Pixie Treasures may not have come up with the ideal miniature rose yet (Cralle, at 75, philosophically said that's an impossible dream), but with 'Real Charmer' and 'Chipmunk,' the two new roses they introduced to the market this year, the hybridizers think they've come close.
'Real Charmer' is a pale pink rose of classic tea shape that blooms profusely on vigorous, healthy foliage. Larger than most miniatures but smaller than a floribunda, 'Real Charmer' fits into a mid-size category that the American Rose Society hasn't named yet. The European market and Jackson and Perkins, the well-known Medford, Ore., rose hybridizers, call them "patio roses."
Call it what you like, Chaffin said, it's the perfect size rose for modern condominium gardens. If you love the constant blush of pink roses in your yard, this is the rose for you, she said: " 'Real Charmer' is a workhorse. It blooms and blooms and blooms."

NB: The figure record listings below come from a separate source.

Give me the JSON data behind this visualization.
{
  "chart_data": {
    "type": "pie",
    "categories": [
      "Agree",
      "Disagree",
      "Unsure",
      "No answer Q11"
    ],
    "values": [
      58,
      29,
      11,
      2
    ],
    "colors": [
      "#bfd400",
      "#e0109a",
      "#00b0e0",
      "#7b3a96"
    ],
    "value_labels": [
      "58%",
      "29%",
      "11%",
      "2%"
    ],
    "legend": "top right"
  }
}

'Chipmunk' is more of a novelty rose. "Peanut butter-colored in the bud stage opening to grape jelly," is how Chaffin described it. Porter, however, a rosarian who has also been test growing 'Chipmunk' in his yard, thinks the color is closer to raspberry jam.
Pixie Treasures usually finds only two or three new roses worth propagating per season out of approximately 1,000 crosses. That may not seem like a successful ratio, but compared to Jackson & Perkins, Chaffin's batting average is phenomenal.

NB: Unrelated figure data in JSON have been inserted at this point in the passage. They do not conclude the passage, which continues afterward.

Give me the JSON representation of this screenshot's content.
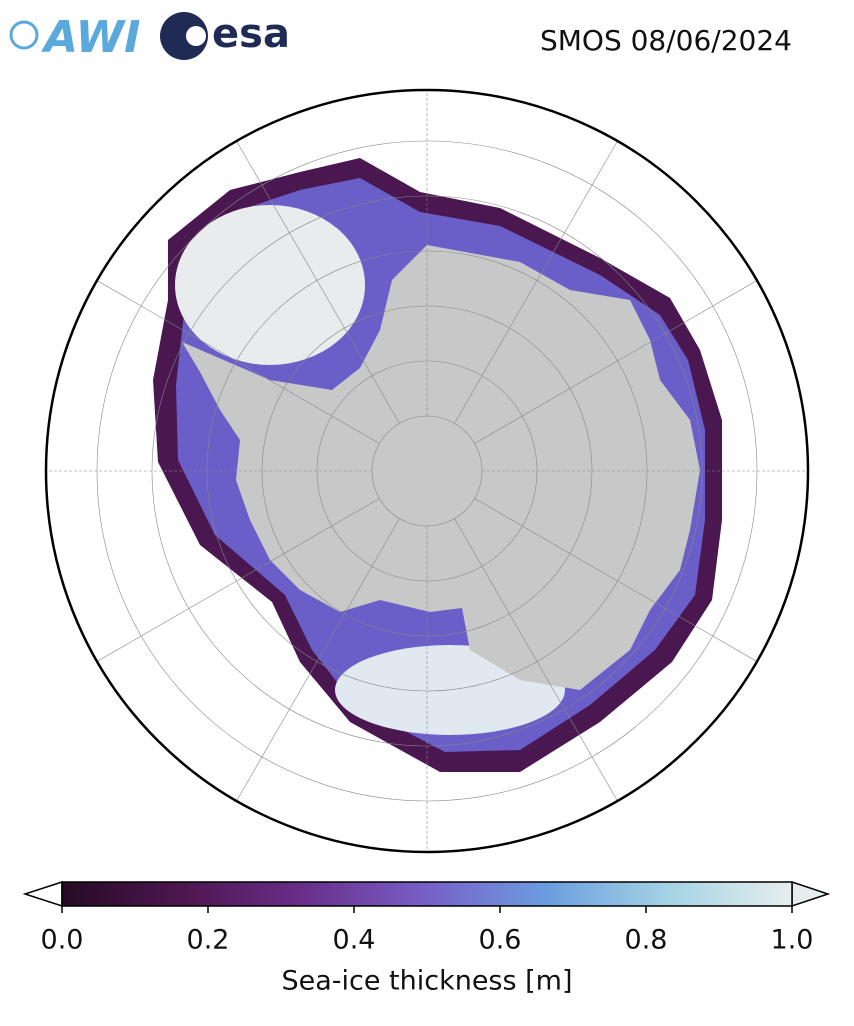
{
  "header": {
    "logos": [
      "AWI",
      "esa"
    ],
    "title": "SMOS 08/06/2024"
  },
  "colorbar": {
    "label": "Sea-ice thickness [m]",
    "lim": [
      0,
      1
    ],
    "ticks": [
      {
        "value": 0,
        "label": "0.0"
      },
      0.2,
      0.4,
      0.6,
      0.8,
      {
        "value": 1,
        "label": "1.0"
      }
    ],
    "colors": [
      "#260b25",
      "#4e1650",
      "#6a2f8a",
      "#7760c8",
      "#6b9ee0",
      "#a6d3e4",
      "#e6eeed"
    ]
  }
}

(Though she seeks input from her mother about which parent plants to cross, Chaffin--with 10 years hybridization experience--does all the nursery's actual hybridizing). Jackson and Perkins claim to grow, examine, and discard 100,000 hybrid seedlings for every one they introduce to the public.
The exciting thing about miniature roses, Chaffin said, is that you don't need a country estate to be a successful hybridizer. Pixie Treasures occupies only 1 1/3 acres, not all of which is in production.

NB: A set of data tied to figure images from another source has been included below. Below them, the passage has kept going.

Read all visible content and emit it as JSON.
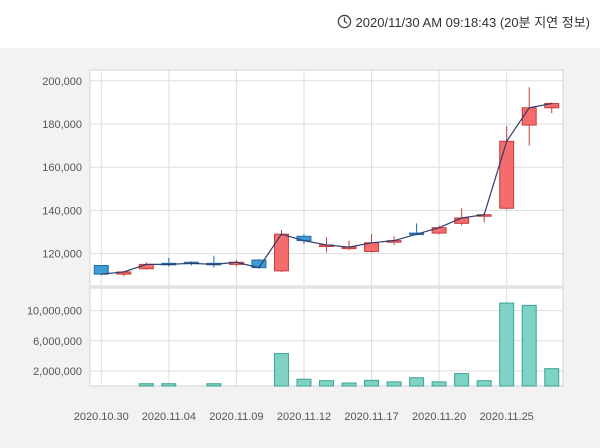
{
  "header": {
    "timestamp": "2020/11/30 AM 09:18:43 (20분 지연 정보)",
    "icon": "clock-icon"
  },
  "colors": {
    "up": "#f56c6c",
    "up_border": "#c83c3c",
    "down": "#3d9bd6",
    "down_border": "#1f6ea5",
    "volume": "#7ed3c6",
    "volume_border": "#3aa394",
    "line": "#2f3e6e",
    "grid": "#dddddd"
  },
  "chart_data": [
    {
      "type": "candlestick",
      "title": "",
      "ylim": [
        105000,
        205000
      ],
      "y_ticks": [
        120000,
        140000,
        160000,
        180000,
        200000
      ],
      "y_tick_labels": [
        "120,000",
        "140,000",
        "160,000",
        "180,000",
        "200,000"
      ],
      "x_tick_labels": [
        "2020.10.30",
        "2020.11.04",
        "2020.11.09",
        "2020.11.12",
        "2020.11.17",
        "2020.11.20",
        "2020.11.25"
      ],
      "x_tick_index": [
        0,
        3,
        6,
        9,
        12,
        15,
        18
      ],
      "grid": true,
      "candles": [
        {
          "open": 114500,
          "high": 114500,
          "low": 110000,
          "close": 110500
        },
        {
          "open": 110500,
          "high": 112000,
          "low": 109500,
          "close": 111500
        },
        {
          "open": 113000,
          "high": 116000,
          "low": 112500,
          "close": 115000
        },
        {
          "open": 115500,
          "high": 118000,
          "low": 114000,
          "close": 115000
        },
        {
          "open": 116000,
          "high": 116500,
          "low": 114500,
          "close": 115500
        },
        {
          "open": 115500,
          "high": 119000,
          "low": 113500,
          "close": 115000
        },
        {
          "open": 115000,
          "high": 117000,
          "low": 114000,
          "close": 116000
        },
        {
          "open": 117000,
          "high": 117500,
          "low": 113000,
          "close": 113500
        },
        {
          "open": 112000,
          "high": 131000,
          "low": 111500,
          "close": 129000
        },
        {
          "open": 128000,
          "high": 129000,
          "low": 124500,
          "close": 126000
        },
        {
          "open": 124000,
          "high": 127500,
          "low": 120500,
          "close": 124000
        },
        {
          "open": 123000,
          "high": 126000,
          "low": 121500,
          "close": 123000
        },
        {
          "open": 121000,
          "high": 129000,
          "low": 120500,
          "close": 125000
        },
        {
          "open": 125500,
          "high": 128000,
          "low": 124000,
          "close": 126000
        },
        {
          "open": 129500,
          "high": 134000,
          "low": 128500,
          "close": 129000
        },
        {
          "open": 129500,
          "high": 133000,
          "low": 129000,
          "close": 132000
        },
        {
          "open": 134000,
          "high": 141000,
          "low": 133000,
          "close": 136500
        },
        {
          "open": 137500,
          "high": 139000,
          "low": 134500,
          "close": 138000
        },
        {
          "open": 141000,
          "high": 179000,
          "low": 140500,
          "close": 172000
        },
        {
          "open": 179500,
          "high": 197000,
          "low": 170000,
          "close": 187500
        },
        {
          "open": 187500,
          "high": 190000,
          "low": 185000,
          "close": 189500
        }
      ],
      "line_values": [
        110500,
        111500,
        115000,
        115000,
        115500,
        115000,
        116000,
        113500,
        129000,
        126000,
        124000,
        123000,
        125000,
        126000,
        129000,
        132000,
        136500,
        138000,
        172000,
        187500,
        189500
      ]
    },
    {
      "type": "bar",
      "title": "",
      "ylim": [
        0,
        13000000
      ],
      "y_ticks": [
        2000000,
        6000000,
        10000000
      ],
      "y_tick_labels": [
        "2,000,000",
        "6,000,000",
        "10,000,000"
      ],
      "grid": true,
      "values": [
        0,
        0,
        300000,
        300000,
        0,
        300000,
        0,
        0,
        4300000,
        900000,
        700000,
        400000,
        750000,
        550000,
        1100000,
        550000,
        1650000,
        700000,
        11000000,
        10700000,
        2300000
      ]
    }
  ]
}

"If you have less space, and you're it as far as manpower goes, you have to be more selective," Chaffin said. "But anyone with an average back yard can grow enough varieties to experiment with hybridizing miniatures."
Most miniature rose hybridizers in the business started as or still are back-yard operations, Porter said.
The more experience you gain, the more fun you have with hybridizing, Chaffin said.
"When I'm considering crosses, now I know not only how the potential parent plants have performed over a number of seasons, but how the grandparents performed, too. I've seen what happened when I crossed them with other plants, so I can make a better guess about the results."
A guess it still is, though, she said.
"Rose hybridizing will always be chancier than horse breeding," Chaffin said with a grin. "There are lots of surprises."
Another nice aspect about hybridizing, she said, is that, like being a parent, you don't know what you've produced until it's aged enough to show some character.
"I knew 'Savannah Miss' (a pale apricot, classic tea rose with the bonus of fragrance) was going to be a good rose right from the start," she said, "but I didn't know how good. It just keeps getting better."
Porter feels the same about 'Starla,' a creamy white miniature that Pixie Treasures introduced several seasons ago.
"If there's a nicer white on the market, I haven't seen it," he said.
Cralle is looking forward to several more decades of seeing seedlings reach fruition. "It's a phenomenon of this business--maybe because we work in such beautiful settings--but nurserymen live long, long, long lives," she said. "I hope to, too."
Chaffin and her mother have Canadian and English stock they've imported to experiment with. "Their hybridizers are mainly concerned with creating masses of color, and, since miniatures are used more for landscaping than cut flowers, that's what we want, too," Chaffin said.
And there are David Austins to play with. "His roses almost all smell good, so maybe we can get more fragrance into miniatures that way."
Finding a cross that bears the perfect rose remains her dream. Chaffin may never reach it, but she and her mother will continue working hard trying.